Los Miserables

Autor: Víctor Hugo

Tercera Parte: Marius

Libro primero

París estudiado en su átomo

Cap VII : El golfillo podría tener cabida en las clasificaciones de la India.

Los golfillos parisinos son casi una casta. Podríamos decir que no es golfillo quien quiere.

Esa palabra, gamin —golfillo—, se imprimió por primera vez y llegó a la lengua popular desde la lengua literaria en 1834. Hizo su aparición en un opúsculo titulado Claude Gueux. Fue todo un escándalo. La palabra cuajó.

Los elementos de que se compone la consideración de los golfillos entre sí son muy diversos. Conocimos y tratamos a uno que gozaba de mucho respeto y gran admiración porque había visto caer a un hombre desde las torres de Notre-Dame; a otro le pasaba lo mismo porque había conseguido colarse en el patio trasero donde estaban momentáneamente depositadas las estatuas de la cúpula de Les Invalides y les había «aliviado» plomo; otro más había visto volcar una diligencia; y otro «conocía» a un soldado que había estado a punto de reventarle un ojo a un paisano.

Lo dicho explica esta exclamación de un golfillo parisino, un epifonema de gran calado con el que el vulgo se ríe sin entenderlo: ¡Rediós! ¡Si tendré mala pata que todavía no he visto a nadie caerse de un quinto piso!

Es, desde luego, una espléndida frase la de ese campesino que contestó, cuando le dijeron: «Se le ha muerto la mujer de enfermedad, amigo. ¿Por qué no mandó llamar al médico?».

—Mire, caballero, nosotros los pobres ya nos encargamos de morirnos solos.

Pero, si toda la pasividad de los campesinos está en esa frase, toda la anarquía librepensadora del chiquillo de los arrabales está, no cabe duda, en esta otra: un condenado a muerte, en la carreta, atiende a lo que le dice su confesor. El chiquillo parisino se indigna: ¡Pues no va hablando con el corona! ¡Será capón!

Cierta dosis de atrevimiento en asuntos religiosos da prestigio al golfillo. Es importante ser descreído.

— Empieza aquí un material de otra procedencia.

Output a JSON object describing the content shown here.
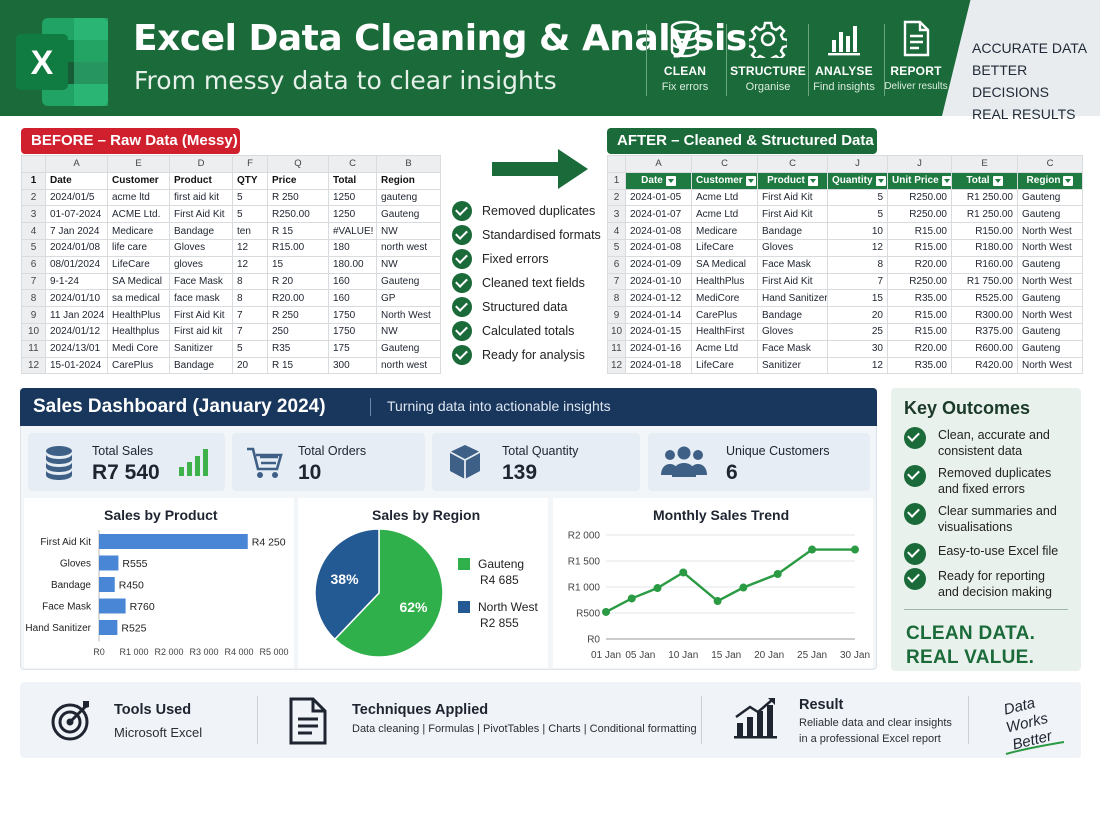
{
  "header": {
    "title": "Excel Data Cleaning & Analysis",
    "subtitle": "From messy data to clear insights",
    "logo_letter": "X",
    "steps": [
      {
        "label": "CLEAN",
        "sub": "Fix errors",
        "icon": "database-icon"
      },
      {
        "label": "STRUCTURE",
        "sub": "Organise",
        "icon": "gear-icon"
      },
      {
        "label": "ANALYSE",
        "sub": "Find insights",
        "icon": "bar-chart-icon"
      },
      {
        "label": "REPORT",
        "sub": "Deliver results",
        "icon": "document-icon"
      }
    ],
    "slogans": [
      "ACCURATE DATA",
      "BETTER DECISIONS",
      "REAL RESULTS"
    ],
    "colors": {
      "green": "#1b6b3a",
      "red": "#d0202e",
      "navy": "#19375c"
    }
  },
  "before": {
    "tag": "BEFORE – Raw Data (Messy)",
    "col_letters": [
      "A",
      "E",
      "D",
      "F",
      "Q",
      "C",
      "B"
    ],
    "headers": [
      "Date",
      "Customer",
      "Product",
      "QTY",
      "Price",
      "Total",
      "Region"
    ],
    "rows": [
      [
        "2024/01/5",
        "acme ltd",
        "first aid kit",
        "5",
        "R 250",
        "1250",
        "gauteng"
      ],
      [
        "01-07-2024",
        "ACME Ltd.",
        "First Aid Kit",
        "5",
        "R250.00",
        "1250",
        "Gauteng"
      ],
      [
        "7 Jan 2024",
        "Medicare",
        "Bandage",
        "ten",
        "R 15",
        "#VALUE!",
        "NW"
      ],
      [
        "2024/01/08",
        "life care",
        "Gloves",
        "12",
        "R15.00",
        "180",
        "north west"
      ],
      [
        "08/01/2024",
        "LifeCare",
        "gloves",
        "12",
        "15",
        "180.00",
        "NW"
      ],
      [
        "9-1-24",
        "SA Medical",
        "Face Mask",
        "8",
        "R 20",
        "160",
        "Gauteng"
      ],
      [
        "2024/01/10",
        "sa medical",
        "face mask",
        "8",
        "R20.00",
        "160",
        "GP"
      ],
      [
        "11 Jan 2024",
        "HealthPlus",
        "First Aid Kit",
        "7",
        "R 250",
        "1750",
        "North West"
      ],
      [
        "2024/01/12",
        "Healthplus",
        "First aid kit",
        "7",
        "250",
        "1750",
        "NW"
      ],
      [
        "2024/13/01",
        "Medi Core",
        "Sanitizer",
        "5",
        "R35",
        "175",
        "Gauteng"
      ],
      [
        "15-01-2024",
        "CarePlus",
        "Bandage",
        "20",
        "R 15",
        "300",
        "north west"
      ]
    ]
  },
  "checklist": [
    "Removed duplicates",
    "Standardised formats",
    "Fixed errors",
    "Cleaned text fields",
    "Structured data",
    "Calculated totals",
    "Ready for analysis"
  ],
  "after": {
    "tag": "AFTER – Cleaned & Structured Data",
    "col_letters": [
      "A",
      "C",
      "C",
      "J",
      "J",
      "E",
      "C"
    ],
    "headers": [
      "Date",
      "Customer",
      "Product",
      "Quantity",
      "Unit Price",
      "Total",
      "Region"
    ],
    "rows": [
      [
        "2024-01-05",
        "Acme Ltd",
        "First Aid Kit",
        "5",
        "R250.00",
        "R1 250.00",
        "Gauteng"
      ],
      [
        "2024-01-07",
        "Acme Ltd",
        "First Aid Kit",
        "5",
        "R250.00",
        "R1 250.00",
        "Gauteng"
      ],
      [
        "2024-01-08",
        "Medicare",
        "Bandage",
        "10",
        "R15.00",
        "R150.00",
        "North West"
      ],
      [
        "2024-01-08",
        "LifeCare",
        "Gloves",
        "12",
        "R15.00",
        "R180.00",
        "North West"
      ],
      [
        "2024-01-09",
        "SA Medical",
        "Face Mask",
        "8",
        "R20.00",
        "R160.00",
        "Gauteng"
      ],
      [
        "2024-01-10",
        "HealthPlus",
        "First Aid Kit",
        "7",
        "R250.00",
        "R1 750.00",
        "North West"
      ],
      [
        "2024-01-12",
        "MediCore",
        "Hand Sanitizer",
        "15",
        "R35.00",
        "R525.00",
        "Gauteng"
      ],
      [
        "2024-01-14",
        "CarePlus",
        "Bandage",
        "20",
        "R15.00",
        "R300.00",
        "North West"
      ],
      [
        "2024-01-15",
        "HealthFirst",
        "Gloves",
        "25",
        "R15.00",
        "R375.00",
        "Gauteng"
      ],
      [
        "2024-01-16",
        "Acme Ltd",
        "Face Mask",
        "30",
        "R20.00",
        "R600.00",
        "Gauteng"
      ],
      [
        "2024-01-18",
        "LifeCare",
        "Sanitizer",
        "12",
        "R35.00",
        "R420.00",
        "North West"
      ]
    ]
  },
  "dashboard": {
    "title": "Sales  Dashboard (January 2024)",
    "subtitle": "Turning data into actionable insights",
    "kpis": [
      {
        "label": "Total Sales",
        "value": "R7 540",
        "icon": "coins-icon"
      },
      {
        "label": "Total Orders",
        "value": "10",
        "icon": "cart-icon"
      },
      {
        "label": "Total Quantity",
        "value": "139",
        "icon": "box-icon"
      },
      {
        "label": "Unique Customers",
        "value": "6",
        "icon": "users-icon"
      }
    ]
  },
  "chart_data": [
    {
      "type": "bar",
      "orientation": "horizontal",
      "title": "Sales by Product",
      "categories": [
        "First Aid Kit",
        "Gloves",
        "Bandage",
        "Face Mask",
        "Hand Sanitizer"
      ],
      "values": [
        4250,
        555,
        450,
        760,
        525
      ],
      "value_labels": [
        "R4 250",
        "R555",
        "R450",
        "R760",
        "R525"
      ],
      "xlim": [
        0,
        5000
      ],
      "x_ticks": [
        "R0",
        "R1 000",
        "R2 000",
        "R3 000",
        "R4 000",
        "R5 000"
      ],
      "color": "#4a86d6"
    },
    {
      "type": "pie",
      "title": "Sales by Region",
      "slices": [
        {
          "name": "Gauteng",
          "value": 4685,
          "label": "R4 685",
          "percent": "62%",
          "color": "#2fb04a"
        },
        {
          "name": "North West",
          "value": 2855,
          "label": "R2 855",
          "percent": "38%",
          "color": "#245a93"
        }
      ],
      "legend": "right"
    },
    {
      "type": "line",
      "title": "Monthly Sales Trend",
      "x_ticks": [
        "01 Jan",
        "05 Jan",
        "10 Jan",
        "15 Jan",
        "20 Jan",
        "25 Jan",
        "30 Jan"
      ],
      "y_ticks": [
        "R0",
        "R500",
        "R1 000",
        "R1 500",
        "R2 000"
      ],
      "ylim": [
        0,
        2000
      ],
      "x": [
        1,
        4,
        7,
        10,
        14,
        17,
        21,
        25,
        30
      ],
      "values": [
        520,
        780,
        980,
        1280,
        730,
        990,
        1250,
        1720,
        1720
      ],
      "grid": true,
      "color": "#2a9a43"
    }
  ],
  "outcomes": {
    "title": "Key Outcomes",
    "items": [
      [
        "Clean, accurate and",
        "consistent data"
      ],
      [
        "Removed duplicates",
        "and fixed errors"
      ],
      [
        "Clear summaries and",
        "visualisations"
      ],
      [
        "Easy-to-use Excel file"
      ],
      [
        "Ready for reporting",
        "and decision making"
      ]
    ],
    "slogan": [
      "CLEAN DATA.",
      "REAL VALUE."
    ]
  },
  "footer": {
    "tools_title": "Tools Used",
    "tools_value": "Microsoft Excel",
    "tech_title": "Techniques Applied",
    "tech_value": "Data cleaning | Formulas | PivotTables | Charts | Conditional formatting",
    "result_title": "Result",
    "result_lines": [
      "Reliable data and clear insights",
      "in a professional Excel report"
    ],
    "signature_lines": [
      "Data",
      "Works",
      "Better"
    ]
  }
}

Asistir a las ejecuciones es una obligación. Señalan la guillotina y se ríen. Le ponen apodos chistosos: el final del rancho, la regañona, la comadre del viaje azul (del viaje al cielo), el último bocado, etc., etc. Para no perderse nada, trepan por las paredes, se suben a los balcones, gatean por los árboles, se cuelgan de las verjas, se agarran a las chimeneas. El golfillo nace trastejador, como también nace marinero. Ni un tejado ni un mástil le dan miedo. Ni hay fiesta mejor que la de la plaza de Grève. Sanson, el verdugo, y el padre Montés, el capellán de la cárcel, son los nombres más populares. Abuchean al reo para darle ánimos. A veces, lo admiran. Lacenaire, cuando era un golfillo, al ver al monstruoso Dautun morir con coraje, dijo la siguiente frase, que encerraba todo un porvenir: Me dio envidia. La casta de los golfillos no sabe quién es Voltaire, pero sabe quién es Papavoine. Aúna en la misma leyenda a los «políticos» y a los asesinos. Conoce las tradiciones de la última prenda que vistieron todos. Sabido es que Tolleron llevaba un gorro de ayudante de forja; Avril, una gorra de nutria; Louvel, un sombrero de copa redonda; que el anciano Delaporte era calvo y fue sin nada en la cabeza; que Castaing era sonrosado y muy guapito; que Bories tenía una perilla romántica; que Jean Martin no se quitó los tirantes; que Lecouffé y su madre iban riñendo. «No os peléis por el cesto», les gritó un golfillo. Otro, para ver pasar a Debacker, como era bajito y estaba entre el gentío, ve el farol del muelle y se sube. Un gendarme, que está de servicio, frunce el entrecejo. «Déjeme que me suba, señor gendarme», dice el chiquillo. Y para enternecer a la autoridad, añade: «De verdad que no me voy a caer». «¿Y a mí qué me importa que te caigas?», contesta el gendarme.